3 min read

Letters of Recommendation: Signalis, Mushroom Coffee

Since I've spent most of today waiting for a delayed train or on said train, I decided to write about two of the things that got me through it.

1) Signalis

This 2022 game by Berlin studio Rose Engine has been sitting in my Steam library for a few months now, and I finally picked it up this week. I play a lot of artsy indie games, but I don't think I often see overlap between those and the survival horror genre. This threads the needle beautifully - hallucinatory dream sequences, beautiful pixel art, and compelling poetry, punctuated with some genuinely effective jump scares. This scratched an itch I didn't know I had!

The general premise: you are Elster, an android unit previously paired with a human partner. You find yourself stranded on an alien planet and go off in search of your ship's pilot (and your human partner). You quickly discover an abandoned mining station where the humans all appear to be dead and the androids have all either gone insane or turned into monsters. You have to descend to the bottom of the mine to unravel the mysteries of your and your partner's identities and the source of the increasingly fleshy horrors appearing in the mine.

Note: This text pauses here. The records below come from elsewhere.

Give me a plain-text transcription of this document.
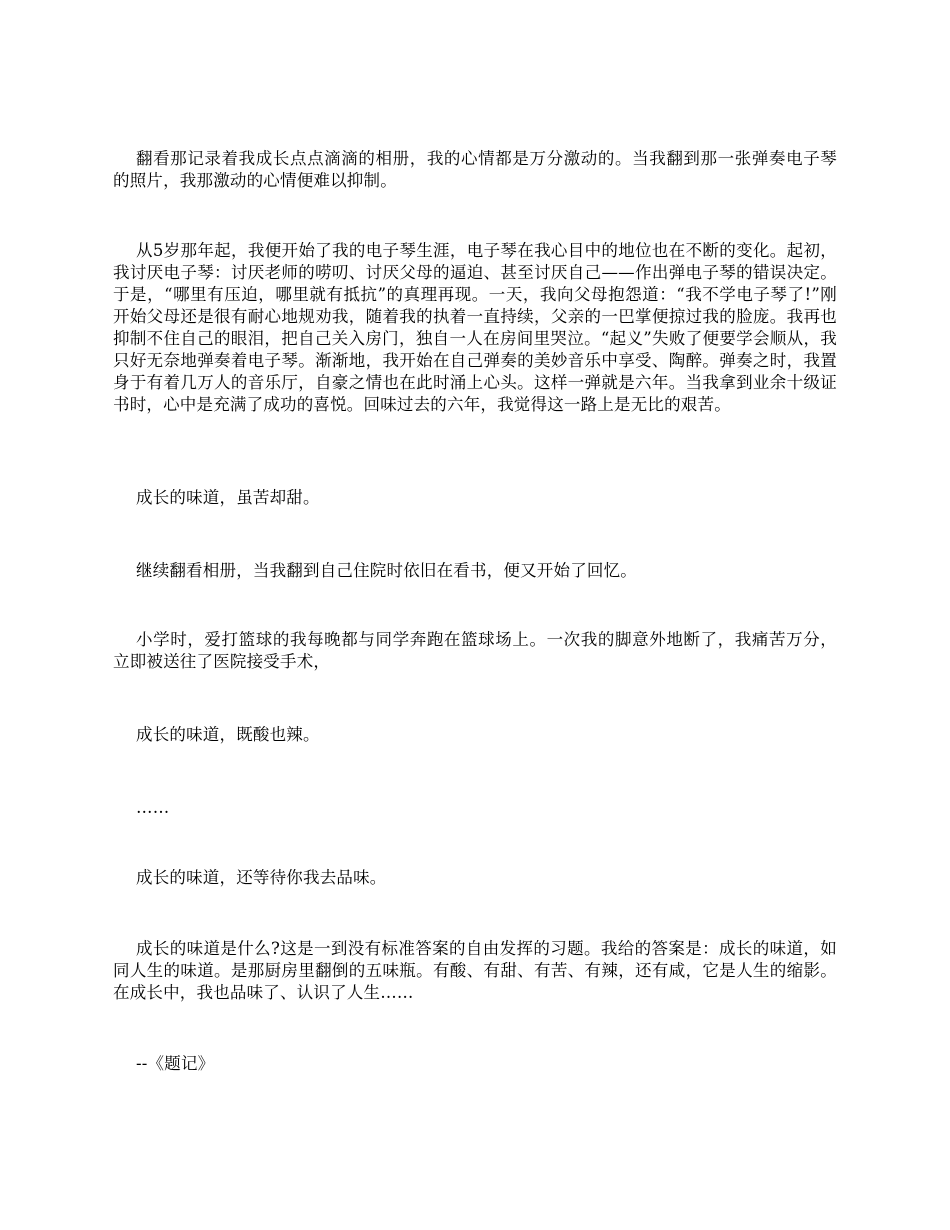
翻看那记录着我成长点点滴滴的相册，我的心情都是万分激动的。当我翻到那一张弹奏电子琴的照片，我那激动的心情便难以抑制。

从5岁那年起，我便开始了我的电子琴生涯，电子琴在我心目中的地位也在不断的变化。起初，我讨厌电子琴：讨厌老师的唠叨、讨厌父母的逼迫、甚至讨厌自己——作出弹电子琴的错误决定。于是，“哪里有压迫，哪里就有抵抗”的真理再现。一天，我向父母抱怨道：“我不学电子琴了!”刚开始父母还是很有耐心地规劝我，随着我的执着一直持续，父亲的一巴掌便掠过我的脸庞。我再也抑制不住自己的眼泪，把自己关入房门，独自一人在房间里哭泣。“起义”失败了便要学会顺从，我只好无奈地弹奏着电子琴。渐渐地，我开始在自己弹奏的美妙音乐中享受、陶醉。弹奏之时，我置身于有着几万人的音乐厅，自豪之情也在此时涌上心头。这样一弹就是六年。当我拿到业余十级证书时，心中是充满了成功的喜悦。回味过去的六年，我觉得这一路上是无比的艰苦。

成长的味道，虽苦却甜。

继续翻看相册，当我翻到自己住院时依旧在看书，便又开始了回忆。

小学时，爱打篮球的我每晚都与同学奔跑在篮球场上。一次我的脚意外地断了，我痛苦万分，立即被送往了医院接受手术，

成长的味道，既酸也辣。

……

成长的味道，还等待你我去品味。

成长的味道是什么?这是一到没有标准答案的自由发挥的习题。我给的答案是：成长的味道，如同人生的味道。是那厨房里翻倒的五味瓶。有酸、有甜、有苦、有辣，还有咸，它是人生的缩影。在成长中，我也品味了、认识了人生……

--《题记》
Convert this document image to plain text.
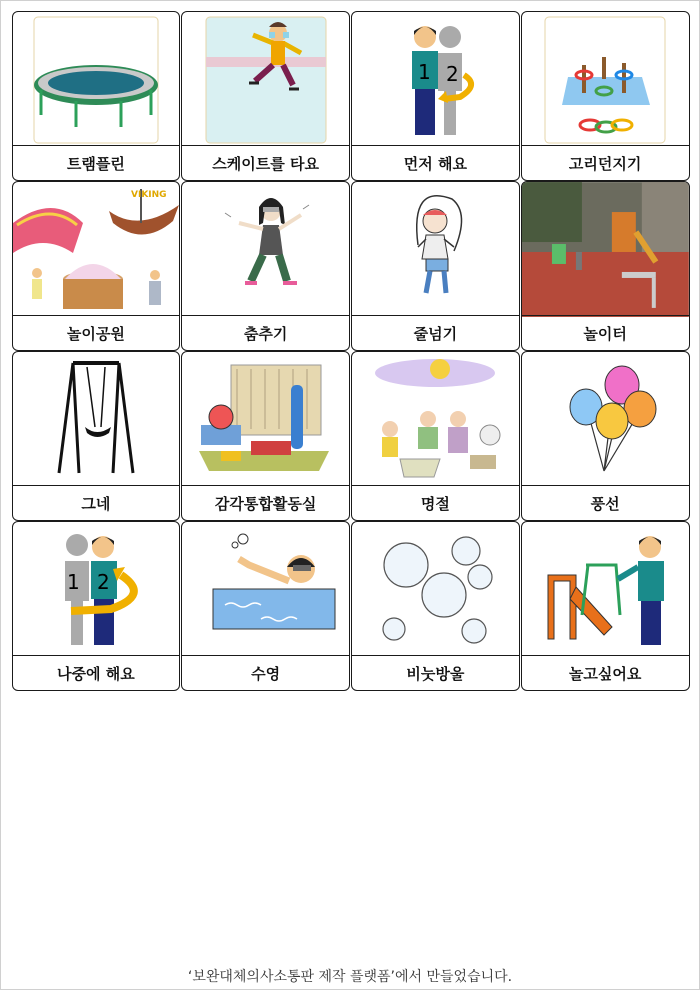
트램플린	스케이트를 타요
1 2
먼저 해요	고리던지기
VIKING
놀이공원	춤추기	줄넘기	놀이터
그네	감각통합활동실	명절	풍선
1 2
나중에 해요	수영	비눗방울	놀고싶어요
‘보완대체의사소통판 제작 플랫폼’에서 만들었습니다.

The game does an excellent job of building a sense of the world these characters you live in, mostly discovered through notes and item descriptions: a dystopian techno-fascist space empire where people and their android counterparts are more bred than born. I love a game (or any form of media, really), where the creators have clearly deeply fleshed out this world in a design document, but don't force-feed that lore to the player. The world feels lived-in without making me feel like I'm reading a campaign module.

Gameplay-wise, it's standard survival horror fare: you can only hold six items at a time, and most of the gameplay is a mix of puzzle-solving and fetch quests. There's the occasional shootout, but ammo and health are constantly in short supply. As someone who often finds this type of gameplay tedious, they do a nice job of switching things up enough (and making you constantly fear for your life enough) that you don't get bored.

I haven't beaten the game yet, but so far: 10/10, no notes, I love my robot space lesbians.

2) Mushroom Coffee

If you're the type of millenial who has aged into tummy problems, you've probably seen ads for mushroom coffee. It's a blend of various healthy shrooms with about as much caffeine as half a cup of coffee. I've been trying different brands out for a while - I started with Instagram-omnipresent Ryze before switching to Atlas Coffee Club at the recommendation of Bon Appetit. Atlas is definitely more coffee-like than Ryze, which tasted like weak mushroom juice.

This is the latest in a long line of Weird Things I Consume, and if you're a coffee person you probably won't be converted, but I've been looking for a caffeine source that doesn't upset my stomach or give me jitters and so far I've been pleasantly surprised by mushroom coffee. The alleged health benefits are probably bunk, but it's also probably not worse for you than coffee, and it's definitely been better on my stomach and my nerves. 7/10, hopefully this doesn't turn out to be 50% lead in five years.